Senior Software Engineer (SDE 3)
Mosaic Digital
Gurugram, India (Hybrid)
Role Overview
As a Senior Software Engineer (SDE 3) at Mosaic Digital, I lead the development of scalable data processing systems, microservices architecture, and AI-driven solutions. My work focuses on building high-performance systems that handle millions of data points while ensuring reliability and efficiency.
Key Achievements & Projects
Apache Airflow Web Scraping System
Created a comprehensive web scraping system to download financial filings from the Ministry of Corporate Affairs portal for 4M+ companies.
- Implemented rate-limiting and proxy rotation to handle large-scale scraping operations
- Built auto-retry mechanisms for reliable data ingestion
- Designed scalable architecture using Apache Airflow for workflow orchestration
- Processed and stored millions of financial documents with proper indexing
Query Engine with Cube.js
Architected a flexible Query Engine using Cube.js and Java-based Orchestrator Service to enable multi-platform integrations.
- Drove API-as-a-Service model generating INR 50 lakh in new revenue
- Enabled flexible querying across multiple data sources
- Built Java-based orchestrator for service coordination
- Integrated with various analytics platforms and BI tools
High-Performance Spring Boot Microservice
Developed a Spring Boot microservice with advanced aggregation pipelines and full-text search capabilities.
- Efficiently processed 2-3 million document aggregations across multiple collections
- Implemented proper MongoDB indexes for optimal query performance
- Built full-text search functionality with relevance scoring
- Designed RESTful APIs with comprehensive error handling
Database Migration Project
Led migration of 200+ unindexed MySQL tables to MongoDB with enhanced schemas and real-time monitoring.

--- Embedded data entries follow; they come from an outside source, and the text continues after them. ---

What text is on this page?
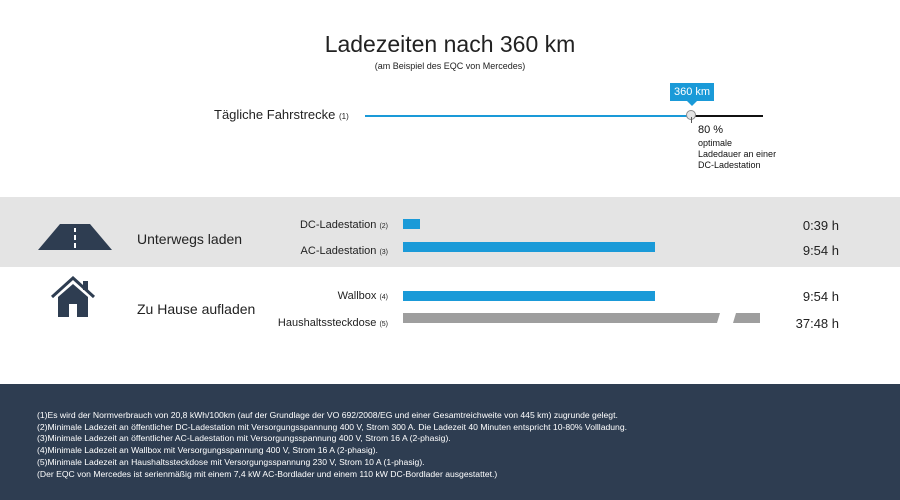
Ladezeiten nach 360 km
(am Beispiel des EQC von Mercedes)
Tägliche Fahrstrecke (1)
360 km
80 %
optimale
Ladedauer an einer
DC-Ladestation
Unterwegs laden
Zu Hause aufladen
DC-Ladestation (2)
AC-Ladestation (3)
Wallbox (4)
Haushaltssteckdose (5)
0:39 h
9:54 h
9:54 h
37:48 h
(1)Es wird der Normverbrauch von 20,8 kWh/100km (auf der Grundlage der VO 692/2008/EG und einer Gesamtreichweite von 445 km) zugrunde gelegt.
(2)Minimale Ladezeit an öffentlicher DC-Ladestation mit Versorgungsspannung 400 V, Strom 300 A. Die Ladezeit 40 Minuten entspricht 10-80% Vollladung.
(3)Minimale Ladezeit an öffentlicher AC-Ladestation mit Versorgungsspannung 400 V, Strom 16 A (2-phasig).
(4)Minimale Ladezeit an Wallbox mit Versorgungsspannung 400 V, Strom 16 A (2-phasig).
(5)Minimale Ladezeit an Haushaltssteckdose mit Versorgungsspannung 230 V, Strom 10 A (1-phasig).
(Der EQC von Mercedes ist serienmäßig mit einem 7,4 kW AC-Bordlader und einem 110 kW DC-Bordlader ausgestattet.)
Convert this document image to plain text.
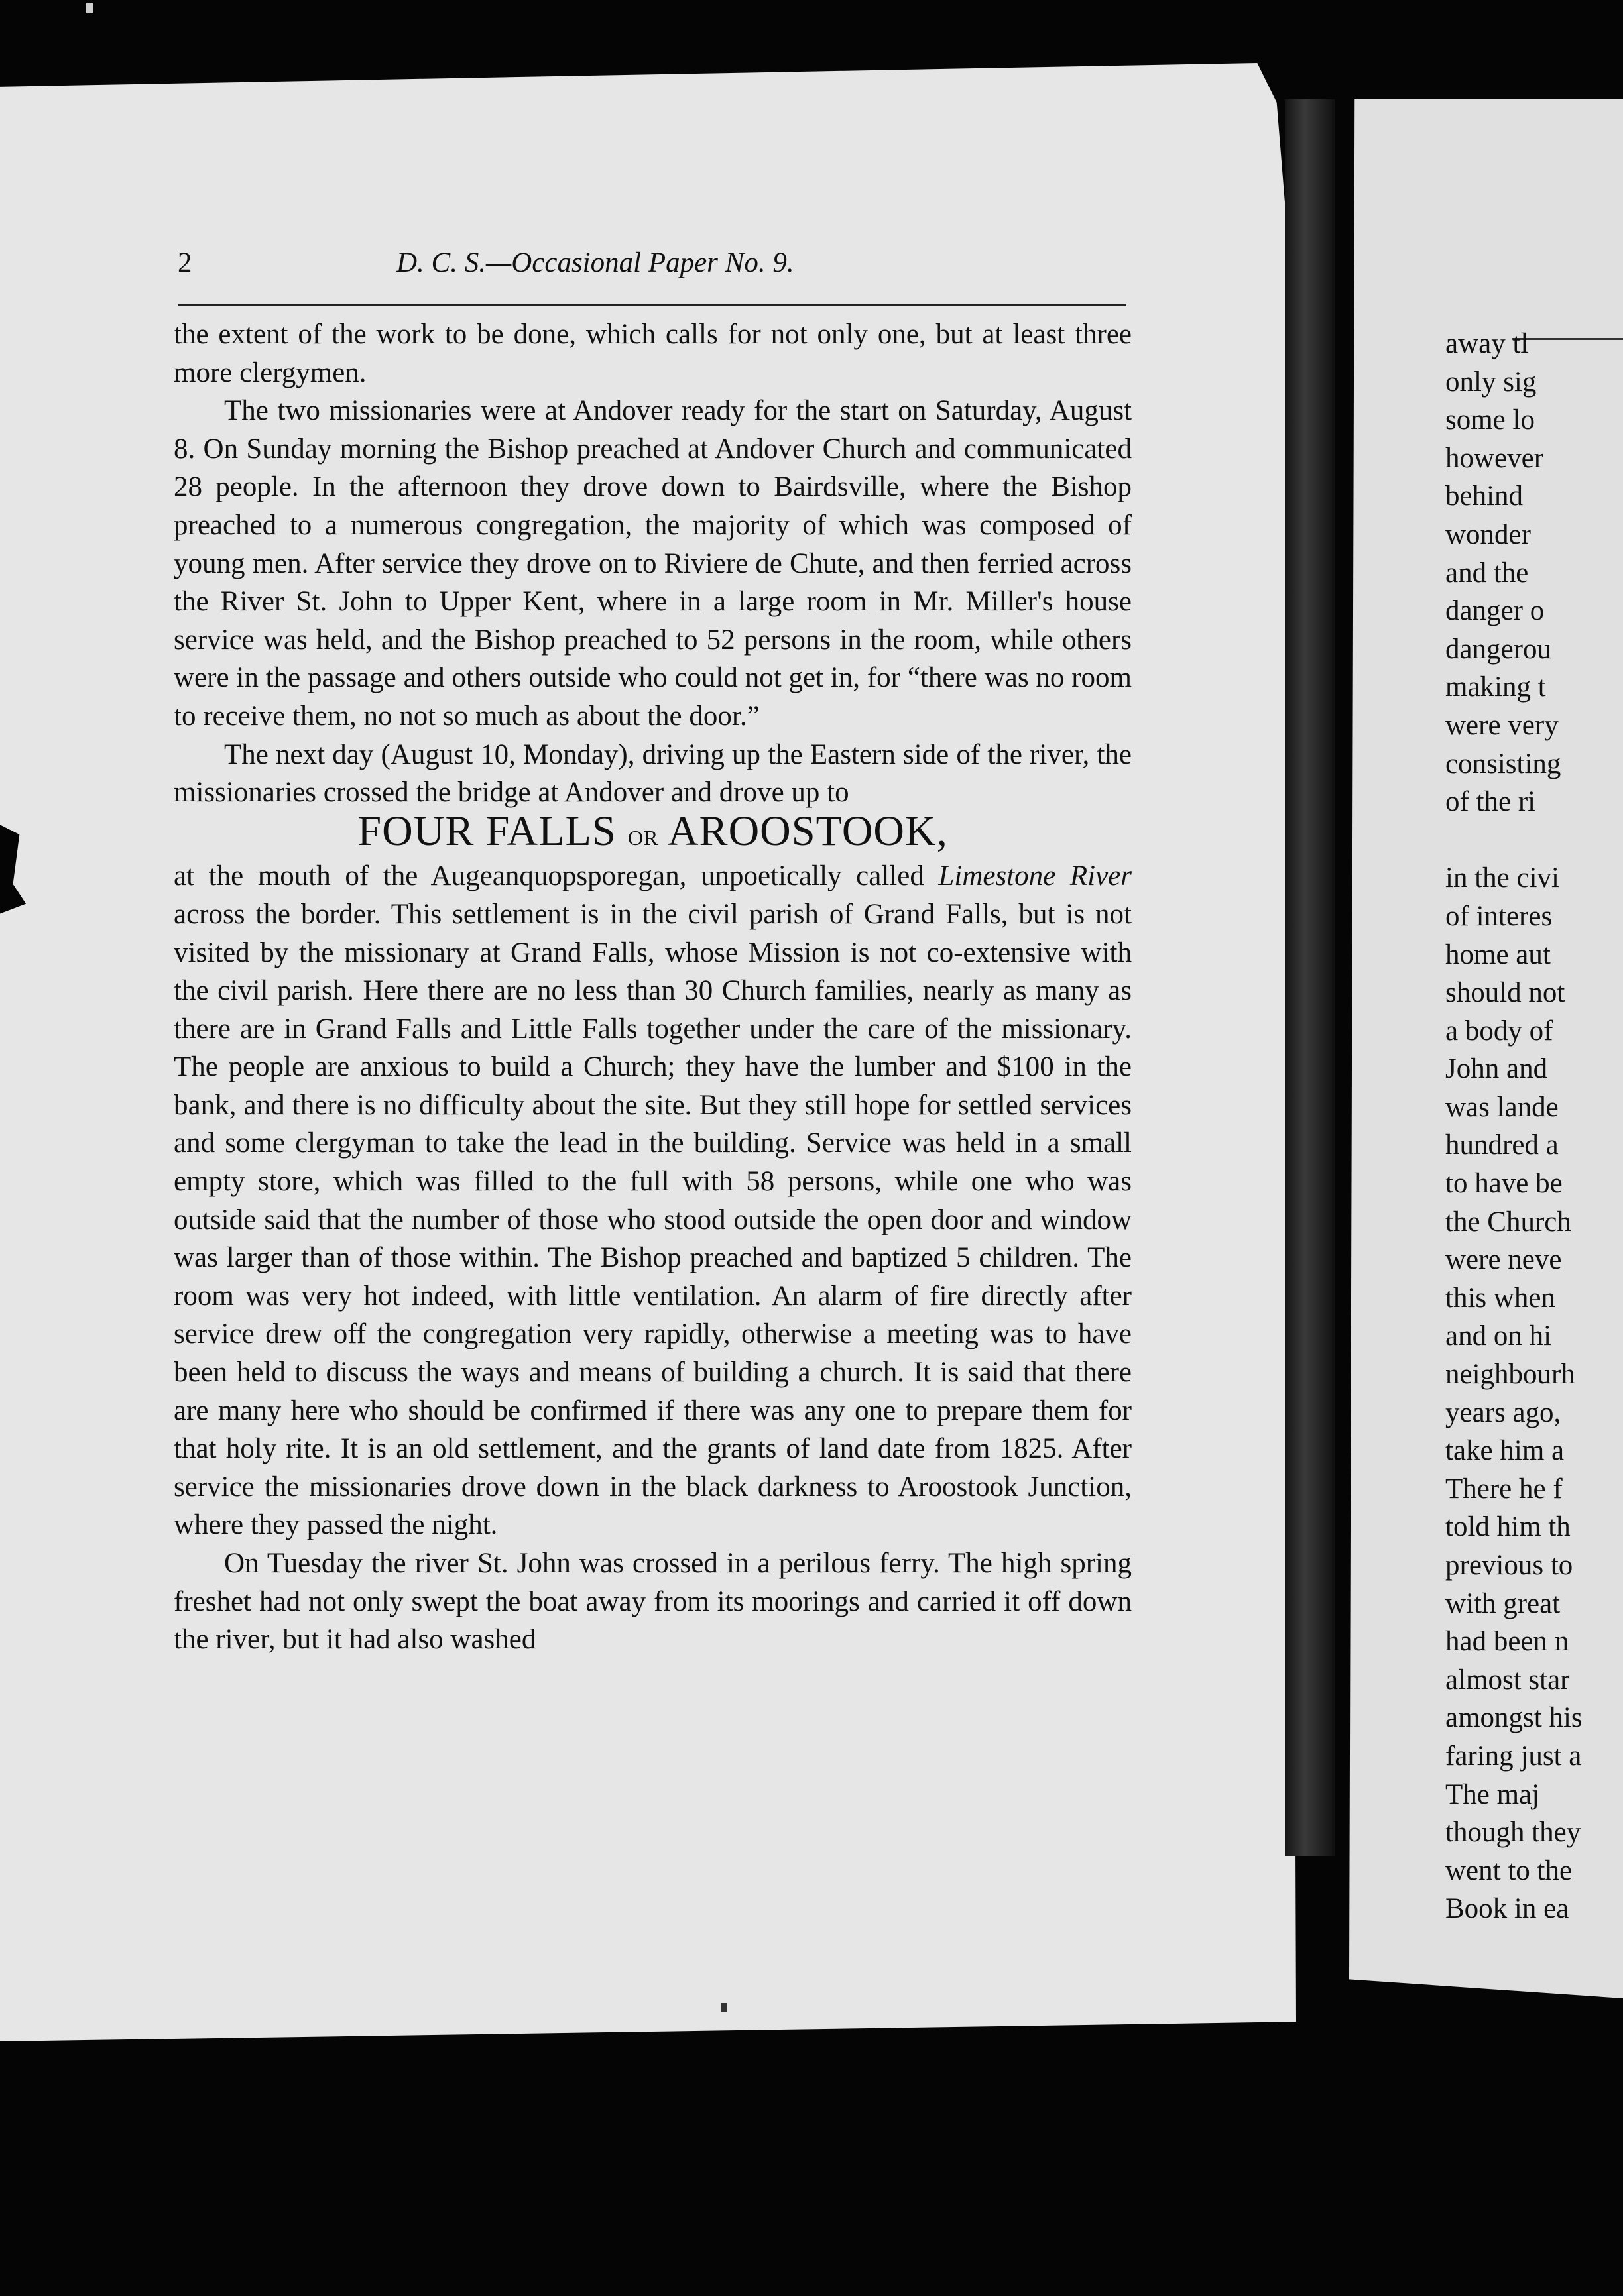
2	D. C. S.—Occasional Paper No. 9.

the extent of the work to be done, which calls for not only one, but at least three more clergymen.

The two missionaries were at Andover ready for the start on Saturday, August 8. On Sunday morning the Bishop preached at Andover Church and communicated 28 people. In the afternoon they drove down to Bairdsville, where the Bishop preached to a numerous congregation, the majority of which was composed of young men. After service they drove on to Riviere de Chute, and then ferried across the River St. John to Upper Kent, where in a large room in Mr. Miller's house service was held, and the Bishop preached to 52 persons in the room, while others were in the passage and others outside who could not get in, for “there was no room to receive them, no not so much as about the door.”

The next day (August 10, Monday), driving up the Eastern side of the river, the missionaries crossed the bridge at Andover and drove up to

FOUR FALLS OR AROOSTOOK,

at the mouth of the Augeanquopsporegan, unpoetically called Limestone River across the border. This settlement is in the civil parish of Grand Falls, but is not visited by the missionary at Grand Falls, whose Mission is not co-extensive with the civil parish. Here there are no less than 30 Church families, nearly as many as there are in Grand Falls and Little Falls together under the care of the missionary. The people are anxious to build a Church; they have the lumber and $100 in the bank, and there is no difficulty about the site. But they still hope for settled services and some clergyman to take the lead in the building. Service was held in a small empty store, which was filled to the full with 58 persons, while one who was outside said that the number of those who stood outside the open door and window was larger than of those within. The Bishop preached and baptized 5 children. The room was very hot indeed, with little ventilation. An alarm of fire directly after service drew off the congregation very rapidly, otherwise a meeting was to have been held to discuss the ways and means of building a church. It is said that there are many here who should be confirmed if there was any one to prepare them for that holy rite. It is an old settlement, and the grants of land date from 1825. After service the missionaries drove down in the black darkness to Aroostook Junction, where they passed the night.

On Tuesday the river St. John was crossed in a perilous ferry. The high spring freshet had not only swept the boat away from its moorings and carried it off down the river, but it had also washed

away tl
only sig
some lo
however
behind
wonder
and the
danger o
dangerou
making t
were very
consisting
of the ri
in the civi
of interes
home aut
should not
a body of
John and
was lande
hundred a
to have be
the Church
were neve
this when
and on hi
neighbourh
years ago,
take him a
There he f
told him th
previous to
with great
had been n
almost star
amongst his
faring just a
The maj
though they
went to the
Book in ea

- Designed enhanced MongoDB schemas for better performance
- Integrated Kafka-based pipeline for real-time data change monitoring
- Migrated diverse data sources with zero downtime
- Improved query performance by 10x through proper indexing
AI-Driven Business Categorization Service
Built an AI service for business model categorization using RAG and Brave Search API.
- Implemented Retrieval-Augmented Generation (RAG) for accurate categorization
- Integrated Brave Search API for real-time company information extraction
- Created taxonomies for business model differentiation
- Achieved 95% accuracy in automated business categorization
Technical Stack
Backend
- Java & Spring Boot
- Apache Airflow
- Cube.js
- Python for AI/ML
Database & Infrastructure
- MongoDB
- MySQL
- Apache Kafka
- Docker & Kubernetes
AI/ML
- Retrieval-Augmented Generation (RAG)
- Large Language Models
- Brave Search API
- Natural Language Processing
DevOps
- CI/CD Pipelines
- Monitoring & Logging
- Cloud Infrastructure
- Performance Optimization
Impact & Results
- Generated INR 50 lakh in new revenue through API-as-a-Service model
- Improved data processing speed by 300% through optimized microservices
- Reduced query response time from seconds to milliseconds
- Successfully migrated 200+ tables with 100% data integrity
- Achieved 95% accuracy in AI-driven business categorization